With more and more stores electing to do their trade online, it’s become an incredibly competitive and highly stressful retail environment. For those operating brick-and-mortar retail shopfronts, it’s become more important than ever to provide a meaningful, enticing store which offers shoppers an excuse to visit over the convenience of online retail.

Featured below are four ideas on how to capture maximum customer appeal and retention through the design of your storefront.

Come Alive

Neon signs provide movement, colour, texture and a fun, modern edge to your shopfront. They’re an inexpensive and classic way to direct visual attention to your store, while also being cost effective to install and operate. Neon signs can convey a range of different aesthetic styles, as well as interpreting and representing important information.

An example of a memorable and effective neon sign is the Skipping Girl Vinegar sign in Richmond, Melbourne. It is so well known and treasured that it has been replaced multiple times due to public outcry. Other than reinforcing brand recognition (the sign is arguably more well known than the product), it’s a playful and well-remembered image which has stood the test of time.

Be Playful With Promotion

If you’ve ever been trapped in a modern shopping centre, one of the first things you would have noticed would have been that, after a while, most shops blend into one another. Unless there is something particularly outstanding or memorable about a particular shop, it will blend into its environment.

A memorable, enticing shopfront uses colours, shapes and textures to their best advantage, and finds a way to draw potential customers in by differentiating their self from their surroundings. In order to do this, you will need to be playful. Use your imagination and make your products and services come alive. This can be achieved by using such standout marketing tools as lightboxes, panel signs and fabricated lettering, as these give your store a standout quality that will surely draw the eye of potential buyers.

Use the iconic Australian love of the ‘big things’ (the big banana, the big merino, the big prawn) as an example of how to playfully persuade your customers into remembering and supporting you.

Good Press

If you’re fortunate enough to have been reviewed or mentioned favourably in the media, don’t be afraid to display or capitalise on this exposure. Smart businesses use exposure to lend their business an air of authenticity and prestige. As an example, let’s imagine a restaurant which has been featured in a Lonely Planet guidebook. This restaurant can photocopy and enlarge the feature and place it in their window, with a larger sign noting ‘as featured in Lonely Planet’.

Providing a differentiation and reference point for potential customers may be all that’s required to increase foot traffic to your storefront. If you can find a way to present this information in a visually compelling and more interesting manner, then that’s even better. Offering and advertising some type of discount to customers who have noticed a mention or review in the media is another way to generate more customers.

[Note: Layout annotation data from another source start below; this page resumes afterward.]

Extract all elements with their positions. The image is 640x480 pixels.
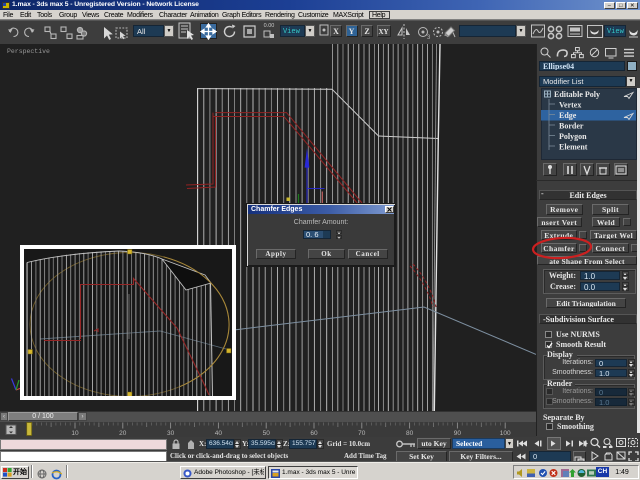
svg-text:100: 100 (500, 430, 511, 437)
svg-text:50: 50 (263, 430, 271, 437)
svg-text:40: 40 (215, 430, 223, 437)
svg-text:20: 20 (119, 430, 127, 437)
svg-text:10: 10 (71, 430, 79, 437)
svg-text:Element: Element (559, 143, 588, 152)
svg-text:3: 3 (427, 35, 431, 41)
svg-text:Border: Border (559, 122, 584, 131)
svg-text:80: 80 (406, 430, 414, 437)
svg-text:Polygon: Polygon (559, 132, 587, 141)
svg-text:30: 30 (167, 430, 175, 437)
svg-text:Editable Poly: Editable Poly (554, 90, 600, 99)
svg-text:70: 70 (358, 430, 366, 437)
svg-text:Vertex: Vertex (559, 101, 581, 110)
svg-text:90: 90 (454, 430, 462, 437)
svg-text:Perspective: Perspective (7, 48, 50, 55)
svg-text:Edge: Edge (559, 111, 577, 120)
svg-text:60: 60 (310, 430, 318, 437)
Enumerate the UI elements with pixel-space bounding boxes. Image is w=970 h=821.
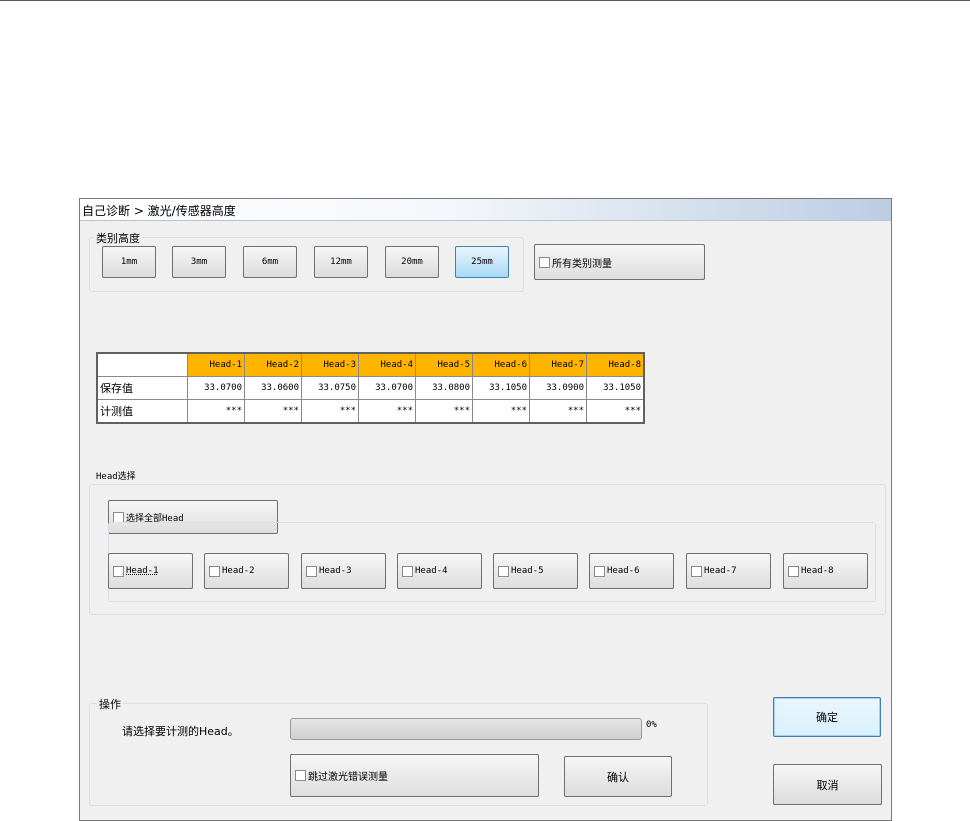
table-header-cell: Head-1 [187, 352, 245, 377]
head-3-checkbox[interactable]: Head-3 [301, 553, 386, 589]
table-cell: *** [529, 399, 587, 424]
checkbox-box-icon [295, 770, 306, 781]
table-cell: 33.0600 [244, 376, 302, 400]
checkbox-box-icon [209, 565, 220, 577]
height-20mm-button[interactable]: 20mm [385, 246, 439, 278]
operation-prompt: 请选择要计测的Head。 [122, 725, 239, 738]
skip-laser-error-label: 跳过激光错误测量 [308, 772, 388, 783]
height-6mm-button[interactable]: 6mm [243, 246, 297, 278]
ok-button[interactable]: 确定 [773, 697, 881, 737]
all-category-measure-checkbox[interactable]: 所有类别测量 [534, 244, 705, 280]
checkbox-box-icon [539, 256, 550, 268]
table-cell: *** [187, 399, 245, 424]
table-cell: *** [415, 399, 473, 424]
table-cell: *** [244, 399, 302, 424]
checkbox-box-icon [402, 565, 413, 577]
row-label-saved: 保存值 [96, 376, 188, 400]
table-header-cell: Head-8 [586, 352, 645, 377]
checkbox-box-icon [498, 565, 509, 577]
table-header-cell: Head-2 [244, 352, 302, 377]
head-7-checkbox[interactable]: Head-7 [686, 553, 771, 589]
head-select-label: Head选择 [94, 469, 138, 482]
table-cell: 33.0800 [415, 376, 473, 400]
height-25mm-button[interactable]: 25mm [455, 246, 509, 278]
confirm-button[interactable]: 确认 [564, 756, 672, 797]
window-title: 自己诊断 > 激光/传感器高度 [82, 204, 236, 218]
table-header-cell: Head-7 [529, 352, 587, 377]
height-12mm-button[interactable]: 12mm [314, 246, 368, 278]
table-row: 计测值 *** *** *** *** *** *** *** *** [96, 399, 645, 424]
head-2-label: Head-2 [222, 566, 255, 576]
checkbox-box-icon [113, 565, 124, 577]
cancel-button[interactable]: 取消 [773, 764, 882, 805]
table-cell: 33.0750 [301, 376, 359, 400]
height-1mm-button[interactable]: 1mm [102, 246, 156, 278]
table-header-cell: Head-3 [301, 352, 359, 377]
operation-label: 操作 [97, 696, 123, 712]
head-5-checkbox[interactable]: Head-5 [493, 553, 578, 589]
table-header-cell: Head-4 [358, 352, 416, 377]
table-header-cell: Head-5 [415, 352, 473, 377]
head-6-checkbox[interactable]: Head-6 [589, 553, 674, 589]
title-bar: 自己诊断 > 激光/传感器高度 [80, 199, 891, 221]
table-cell: 33.1050 [472, 376, 530, 400]
checkbox-box-icon [788, 565, 799, 577]
progress-percent: 0% [646, 720, 657, 730]
checkbox-box-icon [306, 565, 317, 577]
head-6-label: Head-6 [607, 566, 640, 576]
table-header-row: Head-1 Head-2 Head-3 Head-4 Head-5 Head-… [96, 352, 645, 377]
height-3mm-button[interactable]: 3mm [172, 246, 226, 278]
checkbox-box-icon [594, 565, 605, 577]
skip-laser-error-checkbox[interactable]: 跳过激光错误测量 [290, 754, 539, 797]
table-cell: *** [586, 399, 645, 424]
head-1-label: Head-1 [126, 566, 159, 576]
row-label-measured: 计测值 [96, 399, 188, 424]
table-cell: 33.1050 [586, 376, 645, 400]
all-category-measure-label: 所有类别测量 [552, 258, 612, 270]
table-cell: *** [472, 399, 530, 424]
table-header-cell: Head-6 [472, 352, 530, 377]
table-cell: 33.0900 [529, 376, 587, 400]
diagnosis-window: 自己诊断 > 激光/传感器高度 类别高度 1mm 3mm 6mm 12mm 20… [79, 198, 892, 821]
head-5-label: Head-5 [511, 566, 544, 576]
head-height-table: Head-1 Head-2 Head-3 Head-4 Head-5 Head-… [96, 352, 645, 424]
table-cell: *** [301, 399, 359, 424]
top-divider [0, 0, 970, 1]
height-category-label: 类别高度 [94, 230, 142, 246]
head-2-checkbox[interactable]: Head-2 [204, 553, 289, 589]
checkbox-box-icon [691, 565, 702, 577]
head-8-label: Head-8 [801, 566, 834, 576]
head-7-label: Head-7 [704, 566, 737, 576]
head-8-checkbox[interactable]: Head-8 [783, 553, 868, 589]
head-1-checkbox[interactable]: Head-1 [108, 553, 193, 589]
table-corner-cell [96, 352, 188, 377]
table-cell: 33.0700 [187, 376, 245, 400]
table-cell: 33.0700 [358, 376, 416, 400]
head-4-checkbox[interactable]: Head-4 [397, 553, 482, 589]
head-4-label: Head-4 [415, 566, 448, 576]
head-3-label: Head-3 [319, 566, 352, 576]
table-cell: *** [358, 399, 416, 424]
checkbox-box-icon [113, 511, 124, 523]
measure-progress-bar [290, 718, 642, 740]
table-row: 保存值 33.0700 33.0600 33.0750 33.0700 33.0… [96, 376, 645, 400]
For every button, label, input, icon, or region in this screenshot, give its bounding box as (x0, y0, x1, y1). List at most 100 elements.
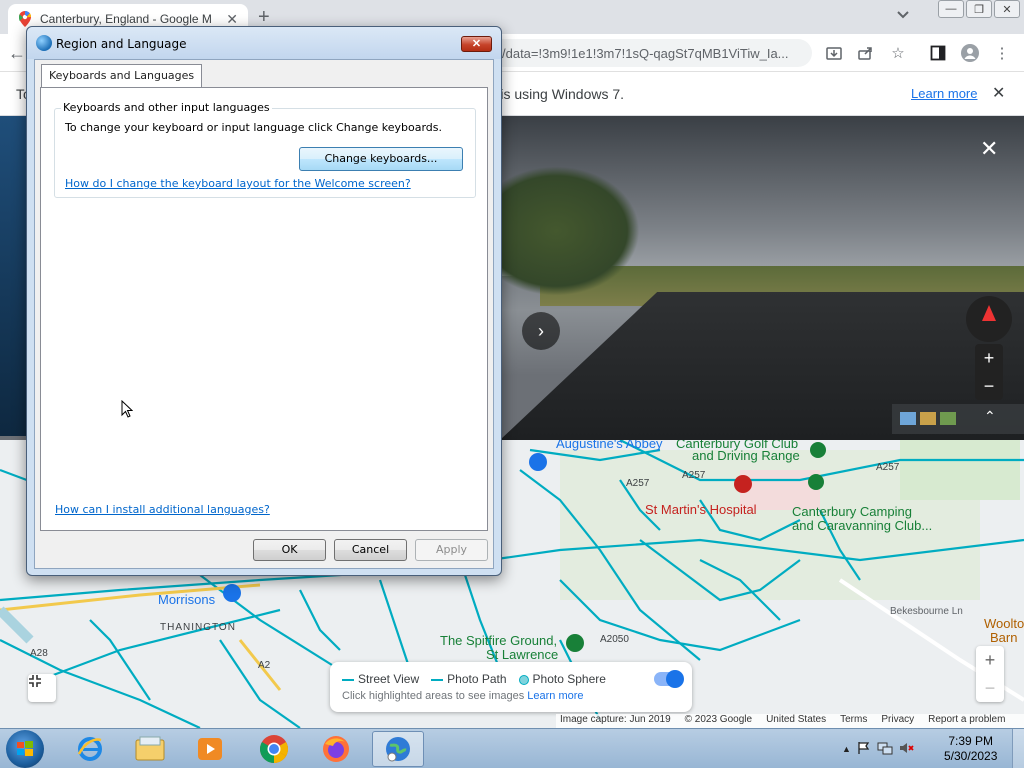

Put Your Best Foot Forward

This may seem overly simplistic, but if you want your shopfront to look its best, put forward your best wares. Do you have an exciting or particularly covetable new product line? Does your store sell something that is specialised or otherwise hard to find? Hiding your most sought after items tucked away in the back is only going to lose you potential customers.

Display your best and most specialised products front and centre.

Customers seeking special items will be automatically drawn to and alerted to your display of wanted wares, and this is sure to increase foot traffic as a result.

In the end, no matter which retail sector you operate in or what your customer base consists of, don’t be afraid to stand out. Bland businesses offer nothing new to an already crowded retail landscape – and in that landscape, you want to be a landmark and not landfill.